What may seem like a needless intricacy — a hand two inches above the waist and one inch over — is central to “Les Misérables: In Text and Production,” a Group Independent Study Project (GISP) focused on the text and performance of the renowned drama. Les Misérables in Concert is essentially the presentation of the students’ various “findings” from their research.
The singers are diverse, but all so talented, and their performances fuse beautifully with the orchestral music directed by Alex Sogo ’15. The musicians seem to watch the performers and listen to them, as opposed to having the students keep in time with their playing. The students also animate a minimalist set of microphones, chairs, and wires running across the hardwood lecture floor turned stage. With barely any props, and with a couple newsboy caps and a long coat on inspector Javert (Michael Gale ’14/Harrison Chad ’14) as costumes, the students’ emotive expressions and chemistry with one another transform the bare space, all due in large part to Marissa Bergman’s ’14 direction.

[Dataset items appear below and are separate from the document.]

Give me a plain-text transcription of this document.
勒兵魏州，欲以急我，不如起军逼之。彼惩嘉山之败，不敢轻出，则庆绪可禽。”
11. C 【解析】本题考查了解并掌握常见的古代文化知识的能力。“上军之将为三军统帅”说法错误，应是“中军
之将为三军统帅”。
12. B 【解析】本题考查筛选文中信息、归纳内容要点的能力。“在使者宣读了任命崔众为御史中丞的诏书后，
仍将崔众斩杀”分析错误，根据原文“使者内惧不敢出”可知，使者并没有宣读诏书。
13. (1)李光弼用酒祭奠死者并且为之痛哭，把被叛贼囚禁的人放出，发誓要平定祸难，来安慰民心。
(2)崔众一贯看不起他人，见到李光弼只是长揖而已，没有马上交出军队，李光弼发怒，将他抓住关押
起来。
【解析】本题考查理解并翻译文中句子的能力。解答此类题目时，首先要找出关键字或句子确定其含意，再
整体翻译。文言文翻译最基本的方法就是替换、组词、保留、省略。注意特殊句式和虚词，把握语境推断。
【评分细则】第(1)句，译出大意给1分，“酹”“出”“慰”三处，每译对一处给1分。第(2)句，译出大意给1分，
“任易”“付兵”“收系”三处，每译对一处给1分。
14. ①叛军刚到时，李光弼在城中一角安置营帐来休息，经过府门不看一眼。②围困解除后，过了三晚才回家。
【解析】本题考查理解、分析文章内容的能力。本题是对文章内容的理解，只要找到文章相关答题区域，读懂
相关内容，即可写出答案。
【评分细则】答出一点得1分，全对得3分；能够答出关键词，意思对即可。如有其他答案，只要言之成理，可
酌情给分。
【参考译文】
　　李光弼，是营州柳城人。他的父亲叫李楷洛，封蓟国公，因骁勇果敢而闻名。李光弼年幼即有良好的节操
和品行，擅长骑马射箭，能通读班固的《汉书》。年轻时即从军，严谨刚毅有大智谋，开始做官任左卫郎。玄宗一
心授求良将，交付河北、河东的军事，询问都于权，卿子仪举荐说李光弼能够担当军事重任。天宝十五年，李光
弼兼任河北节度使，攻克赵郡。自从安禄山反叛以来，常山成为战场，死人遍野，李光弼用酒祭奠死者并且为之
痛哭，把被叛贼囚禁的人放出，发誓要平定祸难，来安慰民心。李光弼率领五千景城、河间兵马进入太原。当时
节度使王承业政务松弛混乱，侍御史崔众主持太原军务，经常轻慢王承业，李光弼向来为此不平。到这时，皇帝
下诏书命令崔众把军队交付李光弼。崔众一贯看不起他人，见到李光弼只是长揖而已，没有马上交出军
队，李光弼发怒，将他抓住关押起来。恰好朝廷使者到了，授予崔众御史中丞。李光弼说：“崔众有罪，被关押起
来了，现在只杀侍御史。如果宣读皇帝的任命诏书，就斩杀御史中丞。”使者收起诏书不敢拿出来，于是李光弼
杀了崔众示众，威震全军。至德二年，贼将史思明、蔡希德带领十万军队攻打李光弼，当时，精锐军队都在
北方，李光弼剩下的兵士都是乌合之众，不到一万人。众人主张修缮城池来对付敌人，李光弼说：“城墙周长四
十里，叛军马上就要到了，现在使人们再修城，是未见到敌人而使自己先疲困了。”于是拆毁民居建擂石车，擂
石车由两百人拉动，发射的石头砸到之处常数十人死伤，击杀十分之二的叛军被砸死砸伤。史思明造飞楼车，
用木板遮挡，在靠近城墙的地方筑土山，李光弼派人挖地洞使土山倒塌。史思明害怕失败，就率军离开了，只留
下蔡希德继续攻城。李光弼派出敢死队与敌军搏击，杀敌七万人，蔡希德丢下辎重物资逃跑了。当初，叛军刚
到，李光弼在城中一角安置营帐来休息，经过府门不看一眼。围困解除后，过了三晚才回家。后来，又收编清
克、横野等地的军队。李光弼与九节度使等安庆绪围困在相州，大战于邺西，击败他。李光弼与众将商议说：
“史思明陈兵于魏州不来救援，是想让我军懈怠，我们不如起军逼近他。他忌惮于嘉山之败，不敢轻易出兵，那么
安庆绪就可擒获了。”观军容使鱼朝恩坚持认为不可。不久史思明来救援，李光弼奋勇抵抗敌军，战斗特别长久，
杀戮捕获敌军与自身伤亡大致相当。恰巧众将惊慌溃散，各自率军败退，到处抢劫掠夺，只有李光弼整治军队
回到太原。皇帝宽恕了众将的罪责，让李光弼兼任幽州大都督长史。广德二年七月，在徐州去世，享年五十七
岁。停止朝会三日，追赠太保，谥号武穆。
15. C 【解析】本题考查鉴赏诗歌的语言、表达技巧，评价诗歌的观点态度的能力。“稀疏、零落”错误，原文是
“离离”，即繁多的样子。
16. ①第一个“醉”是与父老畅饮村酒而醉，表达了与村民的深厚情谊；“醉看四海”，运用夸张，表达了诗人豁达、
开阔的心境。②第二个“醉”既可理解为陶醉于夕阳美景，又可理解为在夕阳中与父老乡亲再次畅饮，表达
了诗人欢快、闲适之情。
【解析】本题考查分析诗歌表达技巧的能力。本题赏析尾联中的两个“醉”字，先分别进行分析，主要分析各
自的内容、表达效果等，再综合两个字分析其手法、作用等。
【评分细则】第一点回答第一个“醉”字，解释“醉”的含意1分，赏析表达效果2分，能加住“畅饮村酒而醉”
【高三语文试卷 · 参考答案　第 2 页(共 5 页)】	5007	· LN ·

Perhaps one thing the students discovered is that the strength of the characters’ backstories and interactions and the exposure of their inner crises drive the play. The students present the essence of Victor Hugo’s timeless story. I’ve seen Les Misérables performed on professional stages, and I’m sure many of the audience members going this week (and those reading this!) have, and I assure you Les Misérables in Concert is just as good or better. I’m not always one for minimalist sets, but perhaps that’s because I hadn’t been convinced by performers on sparse stages.
Confession: I got a little teary-eyed during Jordan Schulz’s ’16 (as Fantine) “I Dreamed a Dream” and I’ve heard this song countless times. I also got a little too invested in Javert and Jean Valjean’s (Joe Van Wye ’15) mini brawl.
So go and view the concert this week!! Tickets are $5, and the show starts at 8 p.m. each day. Since it’s already sold out online, however, maybe we should all just revolt against ticketing absolutism (I had to). Enjoy!
Update: Though tickets are indeed sold out online, half of the tickets are available at the door and are still up for grabs! Go get them!